Proses perladangan (gulir balik) dengan cara membakar sebagai bagian dari upaya melestarikan wilayah adat. Sumber foto: Dokumentasi AMAN.

Buku tersebut kemudian telah diterbitkan pada Perayaan Hari Kebangkitan Masyarakat Adat Nusantara (KMAN) dan 23 Tahun AMAN. Saya sempat hadir dan berbagi pengalaman ini lewat diskusi peluncuran buku Kisah dari Kampung yang dilakukan di sela-sela acara perayaan secara daring tersebut. Setalah buku terbit,  perasaan saya senang sekali, bahkan saya seakan-akan tak percaya. Saya terharu bisa menyelesaikan tugas dan bisa menuliskannya menjadi sebuah buku.

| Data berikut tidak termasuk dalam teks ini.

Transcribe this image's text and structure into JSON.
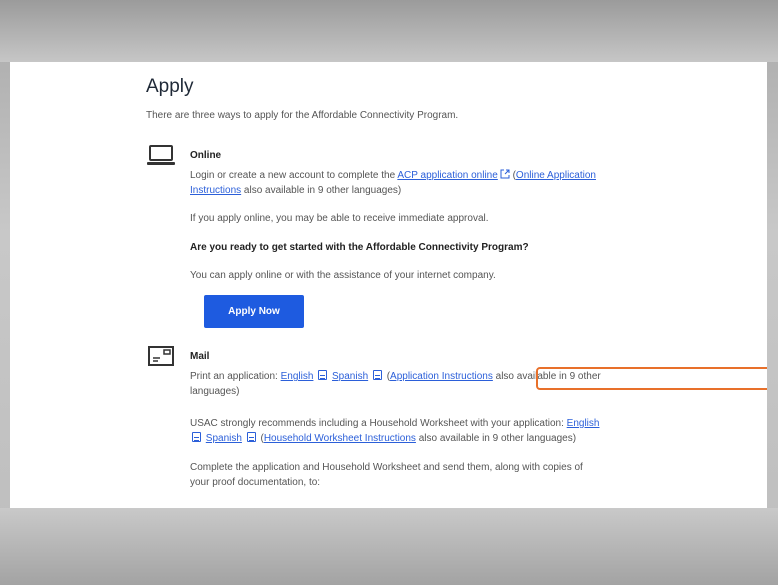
{
  "page": {
    "title": "Apply",
    "intro": "There are three ways to apply for the Affordable Connectivity Program."
  },
  "online": {
    "icon": "laptop-icon",
    "title": "Online",
    "line1_prefix": "Login or create a new account to complete the ",
    "acp_link": "ACP application online",
    "instructions_open": " (",
    "instructions_link_a": "Online Application",
    "instructions_link_b": "Instructions",
    "instructions_suffix": " also available in 9 other languages)",
    "immediate": "If you apply online, you may be able to receive immediate approval.",
    "question": "Are you ready to get started with the Affordable Connectivity Program?",
    "assist": "You can apply online or with the assistance of your internet company.",
    "apply_button": "Apply Now"
  },
  "mail": {
    "icon": "mail-icon",
    "title": "Mail",
    "print_prefix": "Print an application: ",
    "english_link": "English",
    "spanish_link": "Spanish",
    "instr_open": " (",
    "instr_link": "Application Instructions",
    "instr_suffix": " also available in 9 other",
    "instr_suffix2": "languages)",
    "usac_line": "USAC strongly recommends including a Household Worksheet with your application: ",
    "hw_english": "English",
    "hw_spanish": "Spanish",
    "hw_open": " (",
    "hw_link": "Household Worksheet Instructions",
    "hw_suffix": " also available in 9 other languages)",
    "complete_line": "Complete the application and Household Worksheet and send them, along with copies of",
    "complete_line2": "your proof documentation, to:"
  },
  "colors": {
    "link": "#2b5fd9",
    "button": "#1e5be0",
    "highlight": "#e8702a"
  }
}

Harapan saya ke depannya, semoga buku itu bisa dipegang dan dibaca oleh adik-adik saya nantinya di kampung. Saya harap kelak mereka nanti juga akan tahu tentang sejarah kampung kami. Sementara itu, untuk masyarakat umum lainnya di Indonesia, - ketika mereka membaca kisah tentang sejarah dari kampung saya - harapan saya adalah agar kisah itu jangan hanya dibaca, tapi juga dipahami. Ada masyarakat yang masih belum merasakan kemerdekaan yang sesungguhnya. Kami masih dianggap “masyarakat terpencil.” Ada banyak hal yang masih harus diperhatikan untuk mendukung kami tetap bisa mempertahankan hutan adat di wilayah adat kami yang telah dijaga dan dilestarikan secara turun-temurun dari nenek moyang kepada kami.


Sampul buku Kisah dari Kampung. Sumber foto: Dokumentasi AMAN.

***

Penulis adalah perempuan adat dari Komunitas Masyarakat Adat Balai Pantai Uang di Hulu Sungai Tengah, Kalimantan Selatan. Lastri juga salah satu penulis buku Kisah dari Kampung: Tangguh di Tengah Krisis.